And the joke is on me. Wow, I had fooled everyone around me and most importantly myself into thinking that my life was just fine. I truly believed it. After my divorce was final I sort of coasted into this fun lifestyle of hanging out with my friends when I didn't have my kids and being a mom when they were here. I handled a move, a couple of vacations, homework, piano, and soccer. I did it all with a smile on my face and sarcasm on my tongue. If my ex was brought up, my inner class clown could come out faster than you could blink. Survival. That was what I was doing. And I tried to look fashionable doing it.

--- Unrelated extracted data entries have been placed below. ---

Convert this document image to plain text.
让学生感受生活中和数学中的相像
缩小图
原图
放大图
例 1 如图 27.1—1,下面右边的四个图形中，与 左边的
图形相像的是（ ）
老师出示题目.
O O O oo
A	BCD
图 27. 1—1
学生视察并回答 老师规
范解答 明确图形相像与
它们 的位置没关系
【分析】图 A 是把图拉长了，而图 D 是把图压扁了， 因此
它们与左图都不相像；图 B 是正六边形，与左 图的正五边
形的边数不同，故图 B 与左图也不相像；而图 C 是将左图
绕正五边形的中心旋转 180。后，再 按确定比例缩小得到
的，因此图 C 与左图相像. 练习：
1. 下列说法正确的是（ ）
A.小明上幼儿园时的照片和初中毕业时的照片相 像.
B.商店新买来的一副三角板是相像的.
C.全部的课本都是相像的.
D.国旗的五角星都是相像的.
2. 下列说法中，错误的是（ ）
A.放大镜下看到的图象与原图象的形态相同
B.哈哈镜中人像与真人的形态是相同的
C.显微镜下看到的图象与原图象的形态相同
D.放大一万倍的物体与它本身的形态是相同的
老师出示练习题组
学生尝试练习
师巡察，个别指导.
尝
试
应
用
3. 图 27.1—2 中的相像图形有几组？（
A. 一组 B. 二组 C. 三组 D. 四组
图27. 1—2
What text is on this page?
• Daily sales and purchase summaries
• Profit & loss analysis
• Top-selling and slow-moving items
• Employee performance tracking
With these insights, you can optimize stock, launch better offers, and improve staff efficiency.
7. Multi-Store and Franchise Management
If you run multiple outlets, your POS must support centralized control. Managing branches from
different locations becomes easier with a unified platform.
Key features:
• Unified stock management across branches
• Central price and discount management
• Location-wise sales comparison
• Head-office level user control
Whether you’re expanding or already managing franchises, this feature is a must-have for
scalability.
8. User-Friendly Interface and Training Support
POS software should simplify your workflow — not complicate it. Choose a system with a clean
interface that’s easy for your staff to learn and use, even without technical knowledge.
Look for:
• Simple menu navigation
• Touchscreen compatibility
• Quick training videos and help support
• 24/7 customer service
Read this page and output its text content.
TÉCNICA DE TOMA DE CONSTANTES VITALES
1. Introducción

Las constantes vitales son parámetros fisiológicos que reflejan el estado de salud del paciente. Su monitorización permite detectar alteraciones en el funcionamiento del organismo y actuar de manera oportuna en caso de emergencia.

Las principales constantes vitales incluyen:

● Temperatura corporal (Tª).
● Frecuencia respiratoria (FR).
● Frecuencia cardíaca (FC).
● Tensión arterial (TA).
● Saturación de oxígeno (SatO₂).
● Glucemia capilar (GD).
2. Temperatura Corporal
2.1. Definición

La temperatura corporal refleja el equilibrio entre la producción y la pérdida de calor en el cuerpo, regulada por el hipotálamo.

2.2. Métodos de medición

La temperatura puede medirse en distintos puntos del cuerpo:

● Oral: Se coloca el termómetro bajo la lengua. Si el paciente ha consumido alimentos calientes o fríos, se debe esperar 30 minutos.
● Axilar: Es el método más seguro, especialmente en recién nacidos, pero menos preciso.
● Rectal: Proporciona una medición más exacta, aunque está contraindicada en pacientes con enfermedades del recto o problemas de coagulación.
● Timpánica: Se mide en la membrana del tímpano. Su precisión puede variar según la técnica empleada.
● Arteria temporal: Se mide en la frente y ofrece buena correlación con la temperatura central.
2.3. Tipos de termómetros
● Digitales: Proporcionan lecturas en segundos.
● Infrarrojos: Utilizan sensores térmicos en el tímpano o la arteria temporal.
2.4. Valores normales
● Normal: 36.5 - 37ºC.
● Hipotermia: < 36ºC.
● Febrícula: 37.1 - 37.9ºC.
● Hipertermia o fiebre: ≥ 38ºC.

Where did that get me? Well I'll tell you where. Remember my last post? I feel the need for a retraction of a few sentences. Mainly the ones dealing with me being fine. The rest of it still holds true.
My kiddos came home Monday night and reality hit me in the face. They were a mess. I can't even imagine how they had held all of that in, but they did and boy did they let loose. Feelings just started exploding in me rapidly. By Tuesday night I was becoming a mess and there were some other personal things that added to that, but the central issue was that I had not really healed and that wedding bothered me a ton more than I could have imagined. Wednesday I broke. It happened rapidly. I felt enraged. I wanted to explode there was so much emotion and pressure in my chest. I couldn't eat, concentrate or even have a real conversation. By this morning it was worse. I would say it was worse than when he moved out. So bad! I dropped Coryn off at pre-school sobbing(awesome), started my drive downtown, made it halfway and then called my old therapist. He got me in immediately. In fact he came in early just to meet with me.
So here I am again sitting in Dr. Steve's office and this time I'm pissed off. I believe one of the first things I told him was that I felt like he was living his dream life and I was stuck carrying around a bag of shit. That's how I feel. I didn't choose any of this and while I know I have my health and I have my beautiful girls and I have the most amazing group of friends who rally around me in love and prayer, there is still this bag of shit that just sticks with me. He put it in my life and I can't put it down. He responded that I needed to do a little activity. He handed me a bat and then showed me to a dummy/punching bag thing and told me to hit it with my anger. I felt silly at first but then I started feeling it. I was yelling and hitting. I started sobbing uncontrollably and landed in a heap on the floor. When I stopped crying I truly felt relief. I need to do that three times a day. We talked a lot but what I realized is that I still have a long way to go and therapy is going to be a reality for me. So here I am again doing my post-therapeutic graduate work in rebuilding my life from the ground up. I go back Monday.
You're probably my favorite friend that I've never met. Let me know if you ever need anything.